To dismiss him for not being able to finish off his opponents is more of an insult to the ability and heart of the latter than it is to him. Anyone who thinks Thiago Alves could be easily knocked out or submitted, please raise your hand (and post on the comments section below the link to the video that would incontrovertibly prove your claim).



Jon Fitch could grind in true working-class mode, but he could and would finish off his opponents if the opportunity—which the probability becomes rarer the tougher the competition gets—presents itself. He had won 10 fights by stoppages, five apiece via TKOs and by submissions.



Yet in spite of his sterling record and dedication to the sport, he became a victim of injustice, in a blatantly arbitrary manner.



Dana White originally announced that the winner of Fitch vs. Alves II in UFC 117 would next face St. Pierre for the championship, but right after Fitch convincingly won over Alves for the second time, the UFC president made a U-turn and imperiously stated post-fight that his “Twitter (followers were) not too excited about Jon."



Yes indeed, his Twitter followers cum Ivy League-PhD-holders-in-MMA weren’t too hot for a Fitch vs. St. Pierre rematch, and so be it.



Now if that wasn’t a whimsical and capricious change of mind of a dictator in connivance with his tweeting minions, then I don’t know what it was.

107561970_crop_340x234 BJ Penn and Jon Fitch staredown.

Mark Nolan/Getty Images



Which leads me to ask, “How many boxers who aren’t blessed with knockout power are being vilified by boxing fans with the same vitriol that Jon Fitch receives from MMA fans?”



Would they rather that this class of boxers urgently retire, in spite of the youth, courage and indomitable spirit manifested as the pugilists sacrifice themselves atop the ring? Heck, even Manny Pacquiao wasn’t able to finish all of his opponents!
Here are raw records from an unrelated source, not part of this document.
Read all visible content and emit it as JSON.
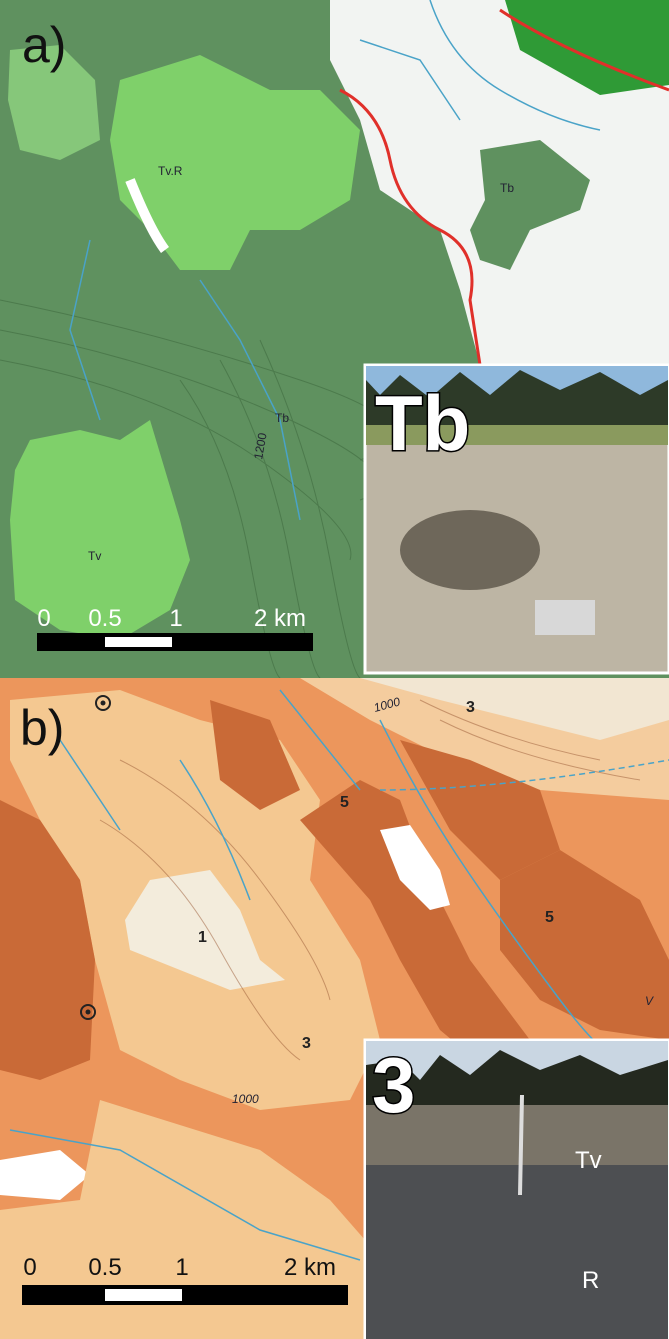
{
  "panels": [
    {
      "label": "a)",
      "map_labels": [
        "Tv.R",
        "Tb",
        "Tb",
        "Tv",
        "1200"
      ],
      "scale_bar": [
        "0",
        "0.5",
        "1",
        "2 km"
      ],
      "inset": {
        "label": "Tb",
        "labels": []
      }
    },
    {
      "label": "b)",
      "map_labels": [
        "1000",
        "3",
        "5",
        "5",
        "1",
        "3",
        "1000",
        "V"
      ],
      "scale_bar": [
        "0",
        "0.5",
        "1",
        "2 km"
      ],
      "inset": {
        "label": "3",
        "labels": [
          "Tv",
          "R"
        ]
      }
    }
  ]
}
They are “boring?” Then, don’t watch them. As if we can really resist, as we subconsciously fight our own personal battles vicariously through them in the relative safety of the bleachers or the comfort of the couch in front of the TV, as some kind of mild catharsis, while munching popcorn.



Nevertheless, Jon Fitch gets to fight another day and headline a UFC event near the end of next month Down Under.



Maybe he wants but can’t kill within the Octagon, but this fighter is always ready to win and die inside its hallowed halls.



Postscript:



Yup, yours truly only offered a humble and brief advice to Jon Fitch, which is the very first sentence of this article.



My apology goes to anyone who might have been misled by the title and was expecting a so-called expert analysis and gameplan. I'm leaving that to Fitch, his trainer Dave Camarillo and the American Kickboxing Academy, and to those who know better, like Twitter friends.



As an afterthought, what should BJJ specialist and knockout artist BJ Penn, in turn, do to beat Fitch?



Same advice.

Kenny Powers
01-28-2011, 05:58 PM
I agree that the Fitch bashing is a bit much. He's one of the best in the world at what he does and he will stick to his gameplan as usual and try to grind out a decision against BJ. And with that said, BJ wins

Joabbuac.
01-29-2011, 02:29 AM
Fitch is gonna have a hard time with a guy he cant takedown easy, cant hold down easy and who is much better than him standing.